As I’ve noted elsewhere, I’ve often found it frustrating that so few programmers seem to have any idea about these matters.
As some have noted above, it’s hard to choose the right epsilon when, as stated right in the OP, you can’t make any assumptions about the ranges of the numbers you’ll be looking at.
For some kinds of apps, you would know what size numbers you have. I worked with a cash register app for many years that was CHOCK FULL of comparison error bugs like this because the programmers had no clue about these things. The data consisted mostly of dollars-and-cents amounts, encoded as floating-point dollars (e.g., 7 dollars and 43 cents was the float 7.43).
A common type of comparison was: Did customer purchase 10.00 or more, to qualify for a discount? Well, a customer might well have bought exactly 10.00 of stuff but it actually added up to 9.9999999999983 so the register wouldn’t give the discount. But it sure looked like 10.00 on the receipt, since amounts were rounded to two decimal places. ETA: A similar type of comparison, with similar bugs, was common for determining sales tax threshholds, and many other kinds of threshhold cases.
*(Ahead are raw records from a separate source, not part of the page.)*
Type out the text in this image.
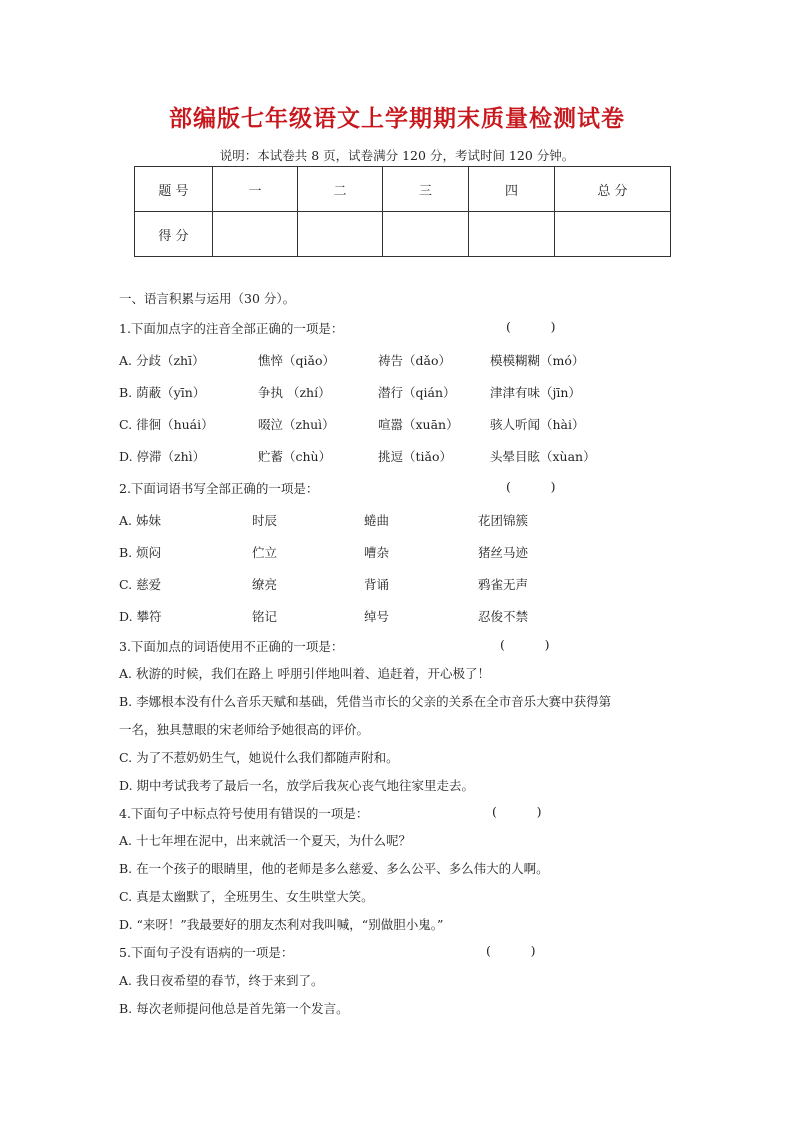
部编版七年级语文上学期期末质量检测试卷
说明：本试卷共 8 页，试卷满分 120 分，考试时间 120 分钟。
题 号	一	二	三	四	总 分
得 分					
一、语言积累与运用（30 分）。
1.下面加点字的注音全部正确的一项是：	(          )
A. 分歧（zhī）	憔悴（qiǎo）	祷告（dǎo）	模模糊糊（mó）
B. 荫蔽（yīn）	争执 （zhí）	潜行（qián）	津津有味（jīn）
C. 徘徊（huái）	啜泣（zhuì）	喧嚣（xuān）	骇人听闻（hài）
D. 停滞（zhì）	贮蓄（chù）	挑逗（tiǎo）	头晕目眩（xùan）
2.下面词语书写全部正确的一项是：	(          )
A. 姊妹	时辰	蜷曲	花团锦簇
B. 烦闷	伫立	嘈杂	猪丝马迹
C. 慈爱	缭亮	背诵	鸦雀无声
D. 攀符	铭记	绰号	忍俊不禁
3.下面加点的词语使用不正确的一项是：	(          )
A. 秋游的时候，我们在路上 呼朋引伴地叫着、追赶着，开心极了！
B. 李娜根本没有什么音乐天赋和基础，凭借当市长的父亲的关系在全市音乐大赛中获得第
一名，独具慧眼的宋老师给予她很高的评价。
C. 为了不惹奶奶生气，她说什么我们都随声附和。
D. 期中考试我考了最后一名，放学后我灰心丧气地往家里走去。
4.下面句子中标点符号使用有错误的一项是：	(          )
A. 十七年埋在泥中，出来就活一个夏天，为什么呢？
B. 在一个孩子的眼睛里，他的老师是多么慈爱、多么公平、多么伟大的人啊。
C. 真是太幽默了，全班男生、女生哄堂大笑。
D. “来呀！”我最要好的朋友杰利对我叫喊，“别做胆小鬼。”
5.下面句子没有语病的一项是：	(          )
A. 我日夜希望的春节，终于来到了。
B. 每次老师提问他总是首先第一个发言。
The programmers got into the habit of making such comparisons by converting to a character string with two decimal places (which the conversion library automatically rounded), and comparing the character strings. In my code, however, I used the abs(a-b) < epsilon trick, for which I always used epsilon = 0.0000001
Chronos, on the other hand, pointed out that in some applications, like in his work, if your two numbers are so close together as to raise this problem, then maybe it doesn’t matter which branch the program takes. (See posts 4, 6, 13, 14, 16 for the complete conversation on that point in that thread.)